Crystal nie zamierzała tam tak bezczynnie stać i ruszyła za innymi, gubiąc gdzieś po drodze Adriana, który w tamtym momencie był zupełnie nieważny. Wraz z całą resztą osób wyszła na zewnątrz, po czym natychmiast odnalazła pewną dziewczynę, która miała jej pomóc. Angelika uśmiechnęła się na jej widok i podała jej ukradkiem inny pendrive z innymi danymi, które mogły obciążyć Adriana. Crystal podziękowała jej za to cicho i niezauważona wsiadła do samochodu swojego szefostwa.
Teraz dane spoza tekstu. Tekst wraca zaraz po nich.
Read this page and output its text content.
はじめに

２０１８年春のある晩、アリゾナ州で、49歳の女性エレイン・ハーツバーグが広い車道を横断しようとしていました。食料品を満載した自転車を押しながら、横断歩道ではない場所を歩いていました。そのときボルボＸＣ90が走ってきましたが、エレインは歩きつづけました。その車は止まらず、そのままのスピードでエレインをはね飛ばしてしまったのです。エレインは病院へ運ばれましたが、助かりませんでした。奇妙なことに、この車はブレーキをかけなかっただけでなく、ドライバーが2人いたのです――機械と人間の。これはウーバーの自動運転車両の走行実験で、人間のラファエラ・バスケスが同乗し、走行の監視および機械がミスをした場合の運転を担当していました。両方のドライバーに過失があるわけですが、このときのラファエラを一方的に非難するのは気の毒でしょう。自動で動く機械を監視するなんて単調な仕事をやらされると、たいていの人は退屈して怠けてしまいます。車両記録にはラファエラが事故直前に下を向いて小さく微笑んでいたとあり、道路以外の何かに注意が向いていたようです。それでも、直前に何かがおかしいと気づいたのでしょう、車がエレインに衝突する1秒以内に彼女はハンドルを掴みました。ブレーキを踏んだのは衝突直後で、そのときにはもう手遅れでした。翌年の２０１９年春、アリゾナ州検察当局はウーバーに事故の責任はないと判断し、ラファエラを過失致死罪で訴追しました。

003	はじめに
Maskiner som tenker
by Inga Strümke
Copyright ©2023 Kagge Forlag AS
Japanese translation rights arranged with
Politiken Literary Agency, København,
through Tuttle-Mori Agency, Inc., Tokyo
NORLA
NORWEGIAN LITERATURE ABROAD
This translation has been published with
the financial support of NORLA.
- Masz wszystko? - spytała od razu Joyce, patrząc na dziewczynę w lusterku.
- Angie świetnie się spisała. - odpowiedziała Crystal z tajemniczym uśmiechem.
Nikt więcej się nie odezwał. Nikt nie drążył, co wydarzyło się w tamtym biurowcu.
~*~
Alan czuł się źle z faktem, że Crystal ignorowała go na każdym kroku. Rozmawiał z nią zaledwie raz, o ile można było to nazwać rozmową i trochę żałował. Chciał ją poznać, czegoś się od niej dowiedzieć, może nawet zakolegować.
Ale ona mijała go za każdym razem bez słowa. Zupełnie tak, jakby kompletnie nie istniał.
Tak też było tamtego dnia. Szedł spokojnie przez puste korytarze, gdy wyszła nagle z windy. Odruchowo zatrzymał się wpół kroku, przyglądając się jej, jak kierowała się w jego stronę. Crystal nie zwróciła jednak na niego żadnej uwagi. Zdawać, by się mogło, że w ogóle go nie widziała.
- Cześć, Crystal.
Minęła go bez słowa, chcąc jak najszybciej się przebrać. Miała go gdzieś, nie interesował jej w żadnym stopniu. Dla niej nie istniał, był powietrzem.
Głośne westchnienie opuściło jego usta, kiedy tylko zniknęła mu z pola widzenia.
Tak bardzo chciał wiedzieć, dlaczego go ignorowała. Chciał znać jakiś dobry powód.